Fire it Up
Original Music from a Master Craftsman That Simply Oozes Class and Dignity
Steve Cropper moved, with his family, from Willow Springs, Missouri to Memphis when he was just 7 years old, acquiring his first guitar at 14, and with Charlie Freeman formed The Royal Spades who eventually became The Mar-Keys.
When Chips Moman left Stax Records in 1964, Cropper became the company’s A&R man; plus he was a founding member of the iconic Stax “house band” Booker T. & the M.G.’s.
Now, well into his seventh decade as a recording artist he will be 80 years old later this year.
Also famous for his role in both Blues Brothers movies he has led an incredibly eclectic musical career as a hugely admired guitarist, creative producer and a legendary song-writer too.
Whilst he has been featured on innumerable albums over those years, there are not many that just have his name as the sole artist.
In fact Cropper calls Fire It Up his first proper solo album since 1969 and has called upon long-term collaborator Jon Tiven to twiddle the knobs as his co-producer
Never known as a singer he has the benefit of bringing in Roger C. Reale to add his gruff and funky voice to the album; leaving Steve to apply the rhythms and subtle grooves, as he, the absolute epitome of a team player, has done for many others these years.
The album kicks off with “Bush Hog Part 1” a very upbeat, funk-groove instrumental that really sets the tone, quickly followed by the title track, “Fire It Up” a bluesy foot-tapper introducing the energetic vocals of Roger Reale to the fray. Trademark laid back guitar licks open up “One Good Turn” with the maestro delivering a couple of additional mid-song solos that are the polar opposite of declamatory.
“I’m Not Having It” brings back that funky groove again, before “Out of Love” ups the tempo and has the catchy strap-line chorus of
“when push comes to shove, I’d rather be out of love”.
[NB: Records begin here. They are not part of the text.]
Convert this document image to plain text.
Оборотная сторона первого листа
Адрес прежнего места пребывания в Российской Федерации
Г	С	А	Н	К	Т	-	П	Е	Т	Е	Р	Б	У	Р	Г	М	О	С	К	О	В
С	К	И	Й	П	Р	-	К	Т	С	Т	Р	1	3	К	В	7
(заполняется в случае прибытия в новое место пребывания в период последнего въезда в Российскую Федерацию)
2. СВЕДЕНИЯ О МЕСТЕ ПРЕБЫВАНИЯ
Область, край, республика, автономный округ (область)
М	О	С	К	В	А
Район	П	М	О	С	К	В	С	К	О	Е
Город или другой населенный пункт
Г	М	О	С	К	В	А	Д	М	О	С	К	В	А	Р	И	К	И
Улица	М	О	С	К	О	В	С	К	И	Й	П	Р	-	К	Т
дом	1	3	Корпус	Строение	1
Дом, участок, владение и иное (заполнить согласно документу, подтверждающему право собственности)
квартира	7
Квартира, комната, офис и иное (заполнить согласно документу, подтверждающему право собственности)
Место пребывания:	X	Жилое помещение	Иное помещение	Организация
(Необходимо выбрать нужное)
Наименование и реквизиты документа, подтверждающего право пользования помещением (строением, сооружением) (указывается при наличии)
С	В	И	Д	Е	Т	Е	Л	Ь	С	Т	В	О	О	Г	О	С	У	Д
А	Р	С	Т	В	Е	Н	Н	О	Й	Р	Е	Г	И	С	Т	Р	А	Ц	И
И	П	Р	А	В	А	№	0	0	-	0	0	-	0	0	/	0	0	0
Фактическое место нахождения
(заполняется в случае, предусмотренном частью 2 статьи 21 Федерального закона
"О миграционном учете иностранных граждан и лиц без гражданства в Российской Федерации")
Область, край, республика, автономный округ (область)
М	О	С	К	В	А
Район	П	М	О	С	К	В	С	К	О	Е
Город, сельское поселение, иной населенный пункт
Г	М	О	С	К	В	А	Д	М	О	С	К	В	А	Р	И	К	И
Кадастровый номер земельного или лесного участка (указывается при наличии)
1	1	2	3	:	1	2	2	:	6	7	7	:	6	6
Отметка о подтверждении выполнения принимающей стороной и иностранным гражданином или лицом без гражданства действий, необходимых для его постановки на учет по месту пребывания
A tight horn section are featured on most tracks, indeed very prominent on “Far Away” once again with peachy, under-stated guitar solos ensuring we all know whose name is on the album cover.
The “Say You Don’t Know Me” opening bars remind me of Judy in Disguise as it chugs along with the guitar fills coming straight from a Stax sounding Sam & Dave type memory, with Mr. Reale telling you
“It’s a offer you can’t refuse, It’s a deal you can’t lose”.
Everyone should be up on the floor with “She’s So Fine”, with the full might of the brass section complimenting Steve’s recognisable repetitive six string under score.
“Two Wrongs” is mostly about Rogers lyrics informing you of the obvious “don’t make a right” whilst “Heartbreak Street” cranks up the band with the familiar storyline chorus of
“You’re leaving me on on Heartbreak Street, That’s where the lonely go to meet”.
Before the album ends with 2 more variations on the “Bush Hog” instrumental we have another brass laden soul number “The Go-Getter is Gone”, which follows the theme and tone of the album with Croppers’ clean and crisp picking refreshingly continuing in the middle of the mix.
Listening to the album 7 or 8 times now I’ve struggled to come up with an absolute favourite track, that is apart from the ear-worm groove of the 3 Bush Hog instrumentals. However, this is not a negative thing, far from it as what we have here is a really solid Rhythm & Blues / Soul album, which could easily come from the 1970’s but has a much more contemporary and 21st. Century vibe to it.
In a world full of gregarious show-offs and axe-wielding extroverts all trying to make your speakers explode, it’s just plain wonderful that there are still humble and respectful musicians plying their trade.
Steve Cropper is and always has been a real creative, genuine southern gentleman, but we should all marvel that he continues to produce original music that oozes so much simpatico and dignity.